Словом, пою я эту арию уже девятую минуту, а впереди у меня еще Керзоны разные, да Чемберлены, да синдикаты, да картели, да анархия производства, - он таких слов и не слыхивал, а по этой системе все годится. Тут ведь не смысл важен, а придание смысла. Десятая минута идет - а у меня и стопу нет. И, может, на сорок минут развел бы я всю эту петрушку, как вдруг входит в каюту Саша Грибов, комсомольский отсекр, - услышал и замер у дверей. И точно, картина необыкновенная: сидит комиссар в расстегнутом кителе и такое с азартом из себя выпускает, что прямо беги к телефону и звони в контрольную комиссию. Я ему рукой машу, - не мешай, мол, тут дело серьезное! - а у него глаза круглые и лица на нем нет.
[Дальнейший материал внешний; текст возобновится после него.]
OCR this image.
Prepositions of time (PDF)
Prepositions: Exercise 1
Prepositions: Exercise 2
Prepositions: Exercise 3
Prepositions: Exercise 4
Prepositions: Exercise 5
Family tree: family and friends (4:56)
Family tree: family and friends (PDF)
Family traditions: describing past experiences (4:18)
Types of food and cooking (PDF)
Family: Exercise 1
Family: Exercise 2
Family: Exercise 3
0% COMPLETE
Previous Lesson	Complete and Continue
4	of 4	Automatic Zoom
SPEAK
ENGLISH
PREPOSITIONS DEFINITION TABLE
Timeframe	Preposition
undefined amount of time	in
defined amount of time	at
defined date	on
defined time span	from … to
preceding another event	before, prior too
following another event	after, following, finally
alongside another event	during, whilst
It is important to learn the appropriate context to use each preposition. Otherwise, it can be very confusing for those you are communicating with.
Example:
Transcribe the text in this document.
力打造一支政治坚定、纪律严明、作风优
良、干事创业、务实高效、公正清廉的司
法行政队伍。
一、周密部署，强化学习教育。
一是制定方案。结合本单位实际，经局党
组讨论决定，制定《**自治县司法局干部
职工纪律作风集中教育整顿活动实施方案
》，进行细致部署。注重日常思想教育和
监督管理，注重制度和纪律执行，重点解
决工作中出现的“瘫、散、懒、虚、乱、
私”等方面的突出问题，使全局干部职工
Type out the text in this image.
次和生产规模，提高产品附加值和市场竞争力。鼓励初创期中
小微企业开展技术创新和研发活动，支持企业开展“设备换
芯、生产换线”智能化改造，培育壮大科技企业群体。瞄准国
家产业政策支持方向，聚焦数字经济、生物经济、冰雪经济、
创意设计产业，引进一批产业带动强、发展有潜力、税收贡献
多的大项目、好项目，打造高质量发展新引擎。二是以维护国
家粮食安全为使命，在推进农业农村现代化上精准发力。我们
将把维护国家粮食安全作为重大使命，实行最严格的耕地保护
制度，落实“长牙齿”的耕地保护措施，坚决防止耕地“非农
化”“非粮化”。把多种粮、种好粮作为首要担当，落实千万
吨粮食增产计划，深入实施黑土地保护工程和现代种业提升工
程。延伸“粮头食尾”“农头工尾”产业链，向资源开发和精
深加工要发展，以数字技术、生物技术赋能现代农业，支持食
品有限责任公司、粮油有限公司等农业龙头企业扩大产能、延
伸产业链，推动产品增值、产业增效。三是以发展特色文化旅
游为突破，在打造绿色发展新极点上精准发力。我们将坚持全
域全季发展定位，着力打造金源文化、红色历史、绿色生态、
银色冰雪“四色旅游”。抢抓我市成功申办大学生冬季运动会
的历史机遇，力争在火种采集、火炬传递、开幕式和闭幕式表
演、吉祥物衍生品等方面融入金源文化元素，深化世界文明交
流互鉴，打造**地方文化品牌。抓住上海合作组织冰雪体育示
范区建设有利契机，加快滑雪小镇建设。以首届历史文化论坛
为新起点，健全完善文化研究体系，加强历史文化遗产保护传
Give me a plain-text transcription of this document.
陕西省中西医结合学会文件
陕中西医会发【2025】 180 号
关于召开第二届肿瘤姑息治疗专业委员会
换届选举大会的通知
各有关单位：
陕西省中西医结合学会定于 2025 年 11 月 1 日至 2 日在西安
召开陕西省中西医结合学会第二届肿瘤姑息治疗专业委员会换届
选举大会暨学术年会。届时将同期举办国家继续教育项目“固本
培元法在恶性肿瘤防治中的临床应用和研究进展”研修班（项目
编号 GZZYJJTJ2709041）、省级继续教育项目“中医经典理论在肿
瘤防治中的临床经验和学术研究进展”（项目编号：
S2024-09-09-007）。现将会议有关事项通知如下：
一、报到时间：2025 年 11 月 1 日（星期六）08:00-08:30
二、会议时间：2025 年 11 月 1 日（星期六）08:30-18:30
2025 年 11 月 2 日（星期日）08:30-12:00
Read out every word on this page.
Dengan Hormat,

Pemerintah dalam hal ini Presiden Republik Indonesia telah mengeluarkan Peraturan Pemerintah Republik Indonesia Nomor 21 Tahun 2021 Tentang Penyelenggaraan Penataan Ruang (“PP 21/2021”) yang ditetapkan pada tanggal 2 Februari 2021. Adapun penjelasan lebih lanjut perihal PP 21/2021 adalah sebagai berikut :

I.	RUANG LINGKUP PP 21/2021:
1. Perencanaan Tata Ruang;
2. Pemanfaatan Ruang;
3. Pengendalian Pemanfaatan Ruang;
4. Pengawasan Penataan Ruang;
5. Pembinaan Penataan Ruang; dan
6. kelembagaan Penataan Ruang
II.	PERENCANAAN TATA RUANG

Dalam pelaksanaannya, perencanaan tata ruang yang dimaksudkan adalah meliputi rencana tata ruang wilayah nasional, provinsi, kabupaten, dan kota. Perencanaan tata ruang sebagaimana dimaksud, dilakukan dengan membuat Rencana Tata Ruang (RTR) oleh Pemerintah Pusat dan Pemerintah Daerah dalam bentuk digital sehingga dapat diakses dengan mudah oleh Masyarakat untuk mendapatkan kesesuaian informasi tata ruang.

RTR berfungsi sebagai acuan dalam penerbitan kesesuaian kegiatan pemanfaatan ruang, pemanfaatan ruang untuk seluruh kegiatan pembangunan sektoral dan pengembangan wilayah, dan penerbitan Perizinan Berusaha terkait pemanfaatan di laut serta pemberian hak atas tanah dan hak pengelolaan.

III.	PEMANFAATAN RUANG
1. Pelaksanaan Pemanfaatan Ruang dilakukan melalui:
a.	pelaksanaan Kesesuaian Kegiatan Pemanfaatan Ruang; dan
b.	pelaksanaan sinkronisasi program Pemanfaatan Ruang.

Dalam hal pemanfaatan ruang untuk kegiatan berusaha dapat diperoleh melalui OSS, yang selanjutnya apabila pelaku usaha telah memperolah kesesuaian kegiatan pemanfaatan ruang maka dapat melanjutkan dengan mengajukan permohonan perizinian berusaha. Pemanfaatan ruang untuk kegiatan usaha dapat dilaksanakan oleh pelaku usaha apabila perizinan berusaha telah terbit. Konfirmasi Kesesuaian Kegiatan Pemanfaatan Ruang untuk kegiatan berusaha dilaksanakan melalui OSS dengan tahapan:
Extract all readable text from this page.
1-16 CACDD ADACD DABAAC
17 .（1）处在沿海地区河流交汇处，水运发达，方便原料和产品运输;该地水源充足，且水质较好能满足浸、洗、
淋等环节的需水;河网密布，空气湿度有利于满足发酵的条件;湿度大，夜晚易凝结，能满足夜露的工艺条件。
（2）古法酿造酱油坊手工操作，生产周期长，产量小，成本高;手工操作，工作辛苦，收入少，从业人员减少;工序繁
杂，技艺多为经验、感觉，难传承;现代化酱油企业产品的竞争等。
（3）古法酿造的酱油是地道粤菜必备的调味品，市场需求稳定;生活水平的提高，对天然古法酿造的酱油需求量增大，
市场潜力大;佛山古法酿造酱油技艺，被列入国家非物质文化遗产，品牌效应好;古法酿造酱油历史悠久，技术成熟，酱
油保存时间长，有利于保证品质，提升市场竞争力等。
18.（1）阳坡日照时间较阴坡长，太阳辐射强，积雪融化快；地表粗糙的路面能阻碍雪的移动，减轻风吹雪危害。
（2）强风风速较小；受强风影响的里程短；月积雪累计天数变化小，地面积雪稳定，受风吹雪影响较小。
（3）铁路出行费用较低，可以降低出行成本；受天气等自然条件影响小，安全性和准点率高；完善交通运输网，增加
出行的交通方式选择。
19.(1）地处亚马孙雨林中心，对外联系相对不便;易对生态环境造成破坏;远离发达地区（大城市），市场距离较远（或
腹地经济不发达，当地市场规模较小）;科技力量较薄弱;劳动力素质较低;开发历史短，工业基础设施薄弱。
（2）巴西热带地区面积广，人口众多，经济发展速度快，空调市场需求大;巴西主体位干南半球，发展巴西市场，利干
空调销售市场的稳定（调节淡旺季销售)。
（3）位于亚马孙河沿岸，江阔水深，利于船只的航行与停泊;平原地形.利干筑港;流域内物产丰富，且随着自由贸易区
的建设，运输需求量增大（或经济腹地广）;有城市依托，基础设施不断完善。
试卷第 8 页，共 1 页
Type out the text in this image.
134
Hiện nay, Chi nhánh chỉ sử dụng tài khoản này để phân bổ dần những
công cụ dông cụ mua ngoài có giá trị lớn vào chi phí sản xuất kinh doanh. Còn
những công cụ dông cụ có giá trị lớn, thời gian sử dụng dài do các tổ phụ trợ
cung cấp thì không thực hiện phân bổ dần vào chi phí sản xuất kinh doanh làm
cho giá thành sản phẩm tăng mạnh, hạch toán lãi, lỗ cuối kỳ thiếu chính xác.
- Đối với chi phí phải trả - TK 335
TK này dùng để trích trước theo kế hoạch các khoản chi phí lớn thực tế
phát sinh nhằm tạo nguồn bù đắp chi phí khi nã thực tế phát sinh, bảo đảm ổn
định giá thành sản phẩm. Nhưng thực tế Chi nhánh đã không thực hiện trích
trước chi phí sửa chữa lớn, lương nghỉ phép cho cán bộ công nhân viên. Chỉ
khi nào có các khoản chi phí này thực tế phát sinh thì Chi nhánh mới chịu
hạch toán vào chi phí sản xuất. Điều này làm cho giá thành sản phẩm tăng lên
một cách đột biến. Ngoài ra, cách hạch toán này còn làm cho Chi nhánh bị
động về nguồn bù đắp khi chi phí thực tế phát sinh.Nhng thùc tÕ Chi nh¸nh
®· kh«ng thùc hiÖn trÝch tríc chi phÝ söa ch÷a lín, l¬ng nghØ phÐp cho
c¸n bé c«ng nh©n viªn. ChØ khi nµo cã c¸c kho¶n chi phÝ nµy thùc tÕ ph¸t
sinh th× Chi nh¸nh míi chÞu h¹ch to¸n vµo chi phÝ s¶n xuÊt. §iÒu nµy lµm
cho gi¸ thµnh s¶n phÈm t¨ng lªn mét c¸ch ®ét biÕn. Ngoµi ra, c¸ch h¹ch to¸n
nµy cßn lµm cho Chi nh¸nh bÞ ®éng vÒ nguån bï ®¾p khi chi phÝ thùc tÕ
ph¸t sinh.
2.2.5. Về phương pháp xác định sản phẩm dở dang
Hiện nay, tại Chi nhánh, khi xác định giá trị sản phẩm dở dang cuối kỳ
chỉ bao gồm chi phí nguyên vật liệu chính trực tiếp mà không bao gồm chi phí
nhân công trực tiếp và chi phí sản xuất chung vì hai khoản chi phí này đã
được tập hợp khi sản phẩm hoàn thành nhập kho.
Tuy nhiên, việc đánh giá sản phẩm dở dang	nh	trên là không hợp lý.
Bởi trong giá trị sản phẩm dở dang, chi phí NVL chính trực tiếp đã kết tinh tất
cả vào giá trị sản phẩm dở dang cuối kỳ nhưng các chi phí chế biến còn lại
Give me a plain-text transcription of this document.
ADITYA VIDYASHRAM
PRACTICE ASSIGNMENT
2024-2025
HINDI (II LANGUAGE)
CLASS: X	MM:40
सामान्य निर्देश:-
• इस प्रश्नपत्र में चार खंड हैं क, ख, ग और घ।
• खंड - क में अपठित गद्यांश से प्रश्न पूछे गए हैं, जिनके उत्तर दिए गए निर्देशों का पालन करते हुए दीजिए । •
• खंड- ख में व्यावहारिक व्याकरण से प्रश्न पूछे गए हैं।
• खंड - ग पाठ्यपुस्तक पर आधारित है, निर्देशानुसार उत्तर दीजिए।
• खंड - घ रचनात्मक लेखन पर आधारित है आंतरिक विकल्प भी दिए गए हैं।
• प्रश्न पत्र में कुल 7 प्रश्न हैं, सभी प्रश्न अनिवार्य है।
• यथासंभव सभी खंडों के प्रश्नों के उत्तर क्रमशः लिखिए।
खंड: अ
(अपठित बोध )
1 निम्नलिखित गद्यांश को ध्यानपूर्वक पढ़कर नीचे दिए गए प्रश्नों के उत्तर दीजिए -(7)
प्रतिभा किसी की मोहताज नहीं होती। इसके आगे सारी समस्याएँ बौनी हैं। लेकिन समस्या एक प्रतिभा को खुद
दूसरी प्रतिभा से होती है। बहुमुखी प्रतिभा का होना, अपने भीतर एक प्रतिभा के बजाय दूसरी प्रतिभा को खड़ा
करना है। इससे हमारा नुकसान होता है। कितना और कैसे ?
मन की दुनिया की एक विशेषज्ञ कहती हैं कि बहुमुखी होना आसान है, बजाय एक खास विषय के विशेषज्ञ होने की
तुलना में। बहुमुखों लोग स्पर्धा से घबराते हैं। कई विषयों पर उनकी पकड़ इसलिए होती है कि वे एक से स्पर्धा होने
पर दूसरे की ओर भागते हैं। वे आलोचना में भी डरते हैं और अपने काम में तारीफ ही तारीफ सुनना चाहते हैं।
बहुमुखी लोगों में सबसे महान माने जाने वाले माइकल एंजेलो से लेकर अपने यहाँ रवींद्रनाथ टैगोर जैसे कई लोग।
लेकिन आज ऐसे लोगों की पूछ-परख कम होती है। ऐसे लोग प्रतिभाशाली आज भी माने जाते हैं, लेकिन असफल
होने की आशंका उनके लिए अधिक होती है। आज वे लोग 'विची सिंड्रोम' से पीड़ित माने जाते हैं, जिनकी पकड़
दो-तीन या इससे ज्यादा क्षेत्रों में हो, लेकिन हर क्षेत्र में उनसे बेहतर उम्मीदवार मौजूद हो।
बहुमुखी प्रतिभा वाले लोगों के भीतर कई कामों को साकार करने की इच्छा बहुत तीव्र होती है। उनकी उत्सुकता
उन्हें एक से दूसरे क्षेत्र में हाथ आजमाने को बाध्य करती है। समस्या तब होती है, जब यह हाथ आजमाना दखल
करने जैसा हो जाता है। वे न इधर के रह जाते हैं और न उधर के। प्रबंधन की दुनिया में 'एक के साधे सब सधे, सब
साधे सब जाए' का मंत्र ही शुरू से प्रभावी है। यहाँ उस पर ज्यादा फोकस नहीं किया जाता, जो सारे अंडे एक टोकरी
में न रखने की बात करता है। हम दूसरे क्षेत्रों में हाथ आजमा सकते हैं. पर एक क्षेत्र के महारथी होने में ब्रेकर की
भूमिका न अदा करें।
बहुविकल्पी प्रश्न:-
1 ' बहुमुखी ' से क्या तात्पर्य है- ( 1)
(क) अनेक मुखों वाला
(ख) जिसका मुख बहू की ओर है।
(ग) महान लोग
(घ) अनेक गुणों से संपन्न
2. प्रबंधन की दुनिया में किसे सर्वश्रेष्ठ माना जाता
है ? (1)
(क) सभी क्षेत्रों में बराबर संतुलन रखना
Я на часы покосился - одиннадцать минут полных, и Помпей совершенно убитый сидит. Повысил голос, дал прощальный раскат в метацентрическую высоту и в бракоразводные электроды - и отдал якорь.

- Ну, как заклад, Помпей Ефимович? - спрашиваю его своим голосом.

- Что же, - отвечает. - Матросское слово верное. А слово я до спора дал.

- Значит, разговор у нас снят об уходе и будем вместе Красному флоту служить?

- С таким комиссаром, - говорит, - служить за почтение примешь… - И опять на "вы" перешел: - Только скажите вы по совести, товарищ комиссар, как эти слова в себе удерживаете? Неужто никогда не тянет прорваться?

- Есть, - говорю, - еще и такое слово, Помпей Ефимович: дисциплина. Сказано - не выпускать их, вот и не выпускаю. И вы, как старый матрос, дисциплину знаете, так что коли ее вспомните - и вам легко будет.

И точно - с тех пор Помпей Ефимович нашел способ подбодрять народ и веселить его на работе без полупочтенных слов, а я Саше Грибову то и дело говорю:

- Внуши ты своим комсомольцам, можно же без разных слов моряком быть: укажи ты им на Помпея Ефимовича, разве не марсофлот настоящий?

И вот оглядываешься теперь на капитанов третьего и второго ранга, а иной раз и адмирала увидишь, - все они через его, Помпея нашего, золотые руки прошли: еще десять поколений призывников он вырастил.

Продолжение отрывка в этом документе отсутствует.